En una localidad de La Vega se ubica uno de los talleres de caretas de diablos cojuelos artesanales más importantes del territorio nacional. Daniel Antonio Hernández Lora empezó a participar en el Carnaval Vegano en el año 1987; lo hizo de diablo activo con uno de los trajes del maestro Pitágoras Lora. Fue entonces cuando su pasión se desató, a pesar de que de niño le temía a los diablos.

Tiene por lo menos dos pasiones en relación con la artesanía: la creación de las caretas de Carnaval y la enseñanza para confeccionarlas. “Luego de varios años, la persona encargada de elaborar mis caretas salió del país. A raíz de eso me puse yo mismo a inventar. Y como tenía conocimientos visuales del procedimiento, las hice, y con el tiempo la gente fue reconociendo mis trabajos. Me enamoré del trabajo”, nos cuenta el artesano.

Por su taller, ubicado en la calle 12, casa número 13, de Las Carmelitas en La Vega, han pasado todos los grupos carnavalescos del país, aunque en la actualidad le trabaja al de “Los Rankeaos”, que surgió en 2007 a raíz de la unión de estudiantes de la Universidad Tecnológica del Cibao (Ucateci).

Con él han aprendido numerosos jóvenes de La Vega y se siente muy satisfecho por contribuir al desarrollo de la educación y la cultura, aportado sus conocimientos. Hernández sabe bien que algún día tiene que pensar en el retiro, por eso uno de sus deseos es seguir formando la nueva generación para que pueda continuar el desarrollo de la cultura carnavalesca del país. Sin embargo, no se considera un maestro, aunque suelen llamarlo así.

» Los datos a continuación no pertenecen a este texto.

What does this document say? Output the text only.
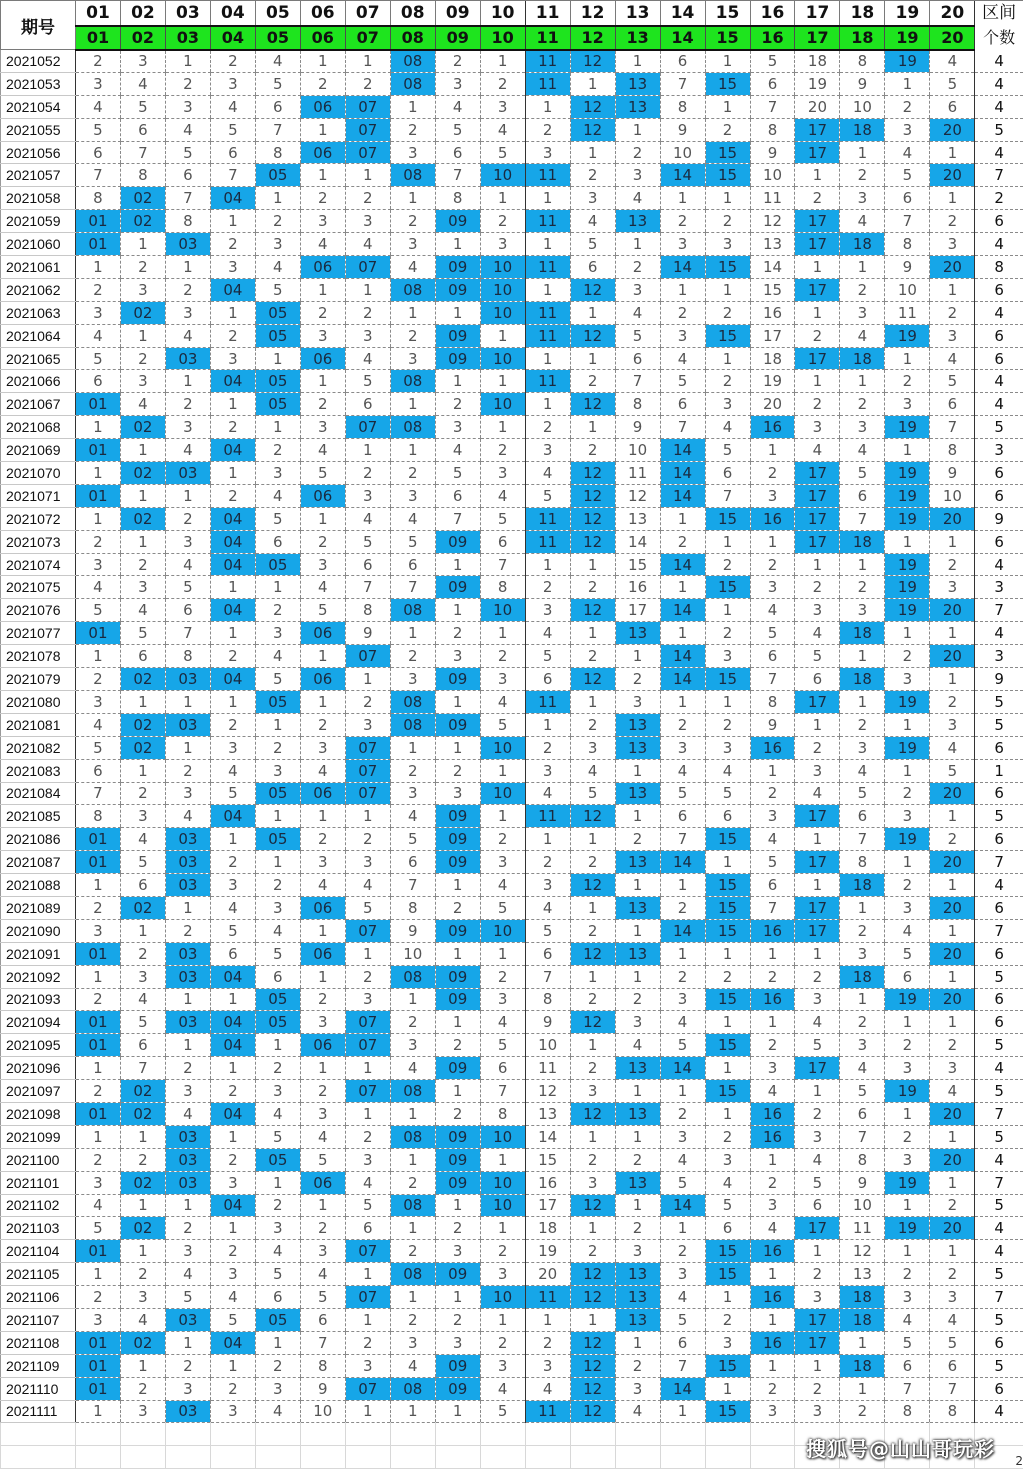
期号	01	02	03	04	05	06	07	08	09	10	11	12	13	14	15	16	17	18	19	20	区间
	01	02	03	04	05	06	07	08	09	10	11	12	13	14	15	16	17	18	19	20	个数
2021052	2	3	1	2	4	1	1	08	2	1	11	12	1	6	1	5	18	8	19	4	4
2021053	3	4	2	3	5	2	2	08	3	2	11	1	13	7	15	6	19	9	1	5	4
2021054	4	5	3	4	6	06	07	1	4	3	1	12	13	8	1	7	20	10	2	6	4
2021055	5	6	4	5	7	1	07	2	5	4	2	12	1	9	2	8	17	18	3	20	5
2021056	6	7	5	6	8	06	07	3	6	5	3	1	2	10	15	9	17	1	4	1	4
2021057	7	8	6	7	05	1	1	08	7	10	11	2	3	14	15	10	1	2	5	20	7
2021058	8	02	7	04	1	2	2	1	8	1	1	3	4	1	1	11	2	3	6	1	2
2021059	01	02	8	1	2	3	3	2	09	2	11	4	13	2	2	12	17	4	7	2	6
2021060	01	1	03	2	3	4	4	3	1	3	1	5	1	3	3	13	17	18	8	3	4
2021061	1	2	1	3	4	06	07	4	09	10	11	6	2	14	15	14	1	1	9	20	8
2021062	2	3	2	04	5	1	1	08	09	10	1	12	3	1	1	15	17	2	10	1	6
2021063	3	02	3	1	05	2	2	1	1	10	11	1	4	2	2	16	1	3	11	2	4
2021064	4	1	4	2	05	3	3	2	09	1	11	12	5	3	15	17	2	4	19	3	6
2021065	5	2	03	3	1	06	4	3	09	10	1	1	6	4	1	18	17	18	1	4	6
2021066	6	3	1	04	05	1	5	08	1	1	11	2	7	5	2	19	1	1	2	5	4
2021067	01	4	2	1	05	2	6	1	2	10	1	12	8	6	3	20	2	2	3	6	4
2021068	1	02	3	2	1	3	07	08	3	1	2	1	9	7	4	16	3	3	19	7	5
2021069	01	1	4	04	2	4	1	1	4	2	3	2	10	14	5	1	4	4	1	8	3
2021070	1	02	03	1	3	5	2	2	5	3	4	12	11	14	6	2	17	5	19	9	6
2021071	01	1	1	2	4	06	3	3	6	4	5	12	12	14	7	3	17	6	19	10	6
2021072	1	02	2	04	5	1	4	4	7	5	11	12	13	1	15	16	17	7	19	20	9
2021073	2	1	3	04	6	2	5	5	09	6	11	12	14	2	1	1	17	18	1	1	6
2021074	3	2	4	04	05	3	6	6	1	7	1	1	15	14	2	2	1	1	19	2	4
2021075	4	3	5	1	1	4	7	7	09	8	2	2	16	1	15	3	2	2	19	3	3
2021076	5	4	6	04	2	5	8	08	1	10	3	12	17	14	1	4	3	3	19	20	7
2021077	01	5	7	1	3	06	9	1	2	1	4	1	13	1	2	5	4	18	1	1	4
2021078	1	6	8	2	4	1	07	2	3	2	5	2	1	14	3	6	5	1	2	20	3
2021079	2	02	03	04	5	06	1	3	09	3	6	12	2	14	15	7	6	18	3	1	9
2021080	3	1	1	1	05	1	2	08	1	4	11	1	3	1	1	8	17	1	19	2	5
2021081	4	02	03	2	1	2	3	08	09	5	1	2	13	2	2	9	1	2	1	3	5
2021082	5	02	1	3	2	3	07	1	1	10	2	3	13	3	3	16	2	3	19	4	6
2021083	6	1	2	4	3	4	07	2	2	1	3	4	1	4	4	1	3	4	1	5	1
2021084	7	2	3	5	05	06	07	3	3	10	4	5	13	5	5	2	4	5	2	20	6
2021085	8	3	4	04	1	1	1	4	09	1	11	12	1	6	6	3	17	6	3	1	5
2021086	01	4	03	1	05	2	2	5	09	2	1	1	2	7	15	4	1	7	19	2	6
2021087	01	5	03	2	1	3	3	6	09	3	2	2	13	14	1	5	17	8	1	20	7
2021088	1	6	03	3	2	4	4	7	1	4	3	12	1	1	15	6	1	18	2	1	4
2021089	2	02	1	4	3	06	5	8	2	5	4	1	13	2	15	7	17	1	3	20	6
2021090	3	1	2	5	4	1	07	9	09	10	5	2	1	14	15	16	17	2	4	1	7
2021091	01	2	03	6	5	06	1	10	1	1	6	12	13	1	1	1	1	3	5	20	6
2021092	1	3	03	04	6	1	2	08	09	2	7	1	1	2	2	2	2	18	6	1	5
2021093	2	4	1	1	05	2	3	1	09	3	8	2	2	3	15	16	3	1	19	20	6
2021094	01	5	03	04	05	3	07	2	1	4	9	12	3	4	1	1	4	2	1	1	6
2021095	01	6	1	04	1	06	07	3	2	5	10	1	4	5	15	2	5	3	2	2	5
2021096	1	7	2	1	2	1	1	4	09	6	11	2	13	14	1	3	17	4	3	3	4
2021097	2	02	3	2	3	2	07	08	1	7	12	3	1	1	15	4	1	5	19	4	5
2021098	01	02	4	04	4	3	1	1	2	8	13	12	13	2	1	16	2	6	1	20	7
2021099	1	1	03	1	5	4	2	08	09	10	14	1	1	3	2	16	3	7	2	1	5
2021100	2	2	03	2	05	5	3	1	09	1	15	2	2	4	3	1	4	8	3	20	4
2021101	3	02	03	3	1	06	4	2	09	10	16	3	13	5	4	2	5	9	19	1	7
2021102	4	1	1	04	2	1	5	08	1	10	17	12	1	14	5	3	6	10	1	2	5
2021103	5	02	2	1	3	2	6	1	2	1	18	1	2	1	6	4	17	11	19	20	4
2021104	01	1	3	2	4	3	07	2	3	2	19	2	3	2	15	16	1	12	1	1	4
2021105	1	2	4	3	5	4	1	08	09	3	20	12	13	3	15	1	2	13	2	2	5
2021106	2	3	5	4	6	5	07	1	1	10	11	12	13	4	1	16	3	18	3	3	7
2021107	3	4	03	5	05	6	1	2	2	1	1	1	13	5	2	1	17	18	4	4	5
2021108	01	02	1	04	1	7	2	3	3	2	2	12	1	6	3	16	17	1	5	5	6
2021109	01	1	2	1	2	8	3	4	09	3	3	12	2	7	15	1	1	18	6	6	5
2021110	01	2	3	2	3	9	07	08	09	4	4	12	3	14	1	2	2	1	7	7	6
2021111	1	3	03	3	4	10	1	1	1	5	11	12	4	1	15	3	3	2	8	8	4

																					2
搜狐号@山山哥玩彩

Su obsesión radica en lo perfecto. “Cuando creas un trabajo que está perfectamente elaborado y puedes palparlo, verlo y que le agrade a la gente, uno se dice ´Eso está excelente, eso está maravilloso´. Uno siente alegría y emoción”, afirma.

Al hablar de sus padres le brillan los ojos, ellos fueron los primeros en reconocer su talento: “Mi papá, quien murió hace años, vivió mi trabajo, le gustó y sentía satisfacción cuando creaba algo nuevo”.

Este artesano tiene 16 años dedicado en completo al arte de fabricación de caretas de diablos cojuelos, una afición que con el paso del tiempo se ha convertido en un arte reconocido en todo el mundo, pero no es un trabajo con el que se pueda vivir. “Es algo difícil. Yo duré ejerciendo la presidencia de la Asociación de Careteros dos años y como artesano tengo la visión que no es un trabajo que te da estabilidad. La mayoría de los artesanos lo hacemos por pasión, porque nos gusta, aunque sí es un trabajo que remunera, pero no lo suficiente para vivir”, aclara.
 

Fabricación de caretas

Las caretas se construyen a partir de materiales de reciclaje. Se utiliza materia prima como papel de cemento, periódico, almidón, y debe tener un molde de arcilla que son las bases fundamentales para la fabricación. El principal instrumento de este artesano son sus dos manos, necesarias para moldear el barro con suavidad.

“No utilizo ningún boceto, dibujo o plano. Solo utilizo mi mente y creatividad. Antes se tomaba de referencia algún cacique de la historia, pero ya las caretas de diablos cojuelos de La Vega han cambiado mucho. Ahora lo que vale es la ingeniosidad y la destreza de la creación”,  explica Hernández, quien también trabaja ebanistería profesional.

¿Cuál es el precio?

Varían por el diseño. Hay caretas que pueden costar entre 7 mil hasta 10 mil pesos dominicanos. Siempre dependerá del diseño y los elementos decorativos que lleve.

Trabajo en equipo

Para el artesano, lo más esencial en cualquier trabajo, por simple que se vea, es el compañerismo. Por esa razón se encuentra rodeado de 16 personas que tienen designaciones diferentes.

“Esto es un equipo. Como artesano principal soy quien le doy forma a los moldes, pinto y termino de completar la careta. Los demás empapelan, pegan papeles a los moldes, hacen las dentaduras, le dan lija a las caretas, las decoran y les ponen un valor agregado. Esto genera entusiasmo y un ambiente de armonía. Somos una familia que cada año se fortalece. El compañerismo se logra cuando hay trabajo y amistad”, señala el caretero con entusiasmo.

Daniel Antonio Hernández Lora, de hecho, no se limita a la creación de caretas. Su tiempo libre se lo dedica a la ebanistería, construcción de muebles y todo aquello que tenga que ver con madera. Sin embargo, se prepara para el año que viene continuar aportando con sus diseños al Carnaval Vegano. Para Hernández, el arte no es solo una manera de “vivir” sino una forma de ver el mundo y darlo a conocer.